The 3m tall and 5m wide sand sculpture depicts the Singapore skyline, a likeness of Mr Lee Kuan Yew, and part of the national pledge.
Mr Lee, a corporate trainer, said that "The challenge was trying to depict a multi-faceted person. He's very colourful, and even controversial. Everyone had an opinion."
He added that rain or shine, the sculpture should last for two to three weeks.
The sculpture can be found on the beach at East Coast Park near Carpark E2 and the cable ski lagoon.
The internet commemorated Mr Lee's death with black ribbons, and students at Nanyang Technological University distributed 1,500 hand-made ribbons for a memorial service held there.
Keeping with the spirit, various garages and car accessory shops have also printed black ribbon decals for drivers to paste on their cars and motorcycles.
They are available for free and come in black or white.
8. Nail art
Mr Lee's death brought out the creative side in people, and Instagram artists channelled that creativity into nail art.
The designs range from relatively simple Singapore flags to black-and-white and full colour portaits of Mr Lee - all done on a nail-sized space.

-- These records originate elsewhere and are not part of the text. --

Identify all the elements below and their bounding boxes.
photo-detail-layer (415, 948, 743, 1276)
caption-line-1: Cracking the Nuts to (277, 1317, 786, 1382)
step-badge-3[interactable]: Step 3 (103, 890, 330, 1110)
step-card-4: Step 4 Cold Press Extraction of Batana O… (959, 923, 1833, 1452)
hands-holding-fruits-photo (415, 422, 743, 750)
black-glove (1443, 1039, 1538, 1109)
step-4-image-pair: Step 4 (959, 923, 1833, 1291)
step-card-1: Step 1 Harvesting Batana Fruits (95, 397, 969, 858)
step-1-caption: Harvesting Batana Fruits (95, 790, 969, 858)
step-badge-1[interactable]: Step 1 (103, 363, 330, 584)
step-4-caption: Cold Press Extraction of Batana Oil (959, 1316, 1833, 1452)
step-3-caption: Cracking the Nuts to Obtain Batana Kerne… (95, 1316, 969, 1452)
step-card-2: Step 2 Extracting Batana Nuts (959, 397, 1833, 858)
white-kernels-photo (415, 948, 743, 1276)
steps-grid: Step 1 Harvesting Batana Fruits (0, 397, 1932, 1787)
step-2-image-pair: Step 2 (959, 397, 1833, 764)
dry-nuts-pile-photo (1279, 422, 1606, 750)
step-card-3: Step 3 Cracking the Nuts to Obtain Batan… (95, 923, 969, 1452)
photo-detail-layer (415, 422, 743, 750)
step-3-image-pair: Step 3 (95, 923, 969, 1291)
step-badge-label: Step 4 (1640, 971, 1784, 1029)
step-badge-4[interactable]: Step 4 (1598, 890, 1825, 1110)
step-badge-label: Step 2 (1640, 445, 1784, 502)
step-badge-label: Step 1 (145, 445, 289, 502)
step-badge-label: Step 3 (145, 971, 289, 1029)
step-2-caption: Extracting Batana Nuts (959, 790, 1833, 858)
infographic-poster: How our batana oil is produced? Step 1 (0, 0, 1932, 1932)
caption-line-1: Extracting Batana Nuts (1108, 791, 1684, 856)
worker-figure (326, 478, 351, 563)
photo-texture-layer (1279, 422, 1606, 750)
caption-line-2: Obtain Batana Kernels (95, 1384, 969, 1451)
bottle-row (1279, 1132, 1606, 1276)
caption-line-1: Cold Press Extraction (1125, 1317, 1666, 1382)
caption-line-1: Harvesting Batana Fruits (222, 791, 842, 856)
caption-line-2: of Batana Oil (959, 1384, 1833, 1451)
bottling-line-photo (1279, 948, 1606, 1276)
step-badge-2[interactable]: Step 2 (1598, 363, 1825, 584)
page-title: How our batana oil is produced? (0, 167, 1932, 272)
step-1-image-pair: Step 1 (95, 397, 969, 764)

Instead of making a quick buck, a florist in Raffles Place gave away flowers to people who wanted to mourn Mr Lee - for free.
The florist refused to be named as he said he was not doing it for the publicity.
He also did not keep track of how much money he has spent since he started giving the flowers away on Monday.
"It is the least I can do," he said, "Mr Lee did so much to give us what we have today. What's a bunch of stalks to pay tribute to the man who led us here?"
Like Singaporeans always do when there's a large crowd, they queued.
The line from Parliament House was so long at one point, the waiting time was eight hours and the authorities advised people not to join at the time.
But that didn't stop over 60,000 people so far from waiting patiently under the hot sun for their turn to pay their last respects.
Shops and other establishments along the line distributed water and those in line held places for others when they had to leave temporarily.
While many Singaporeans wept, others coped with the loss of Mr Lee by going out to buy 4D.
Hours after Mr Lee's death was announced, the numbers 0318 (his time of death), 2303 (his date of death) and 1609 (his birth date) were sold out, as too many people had bought tickets with those numbers.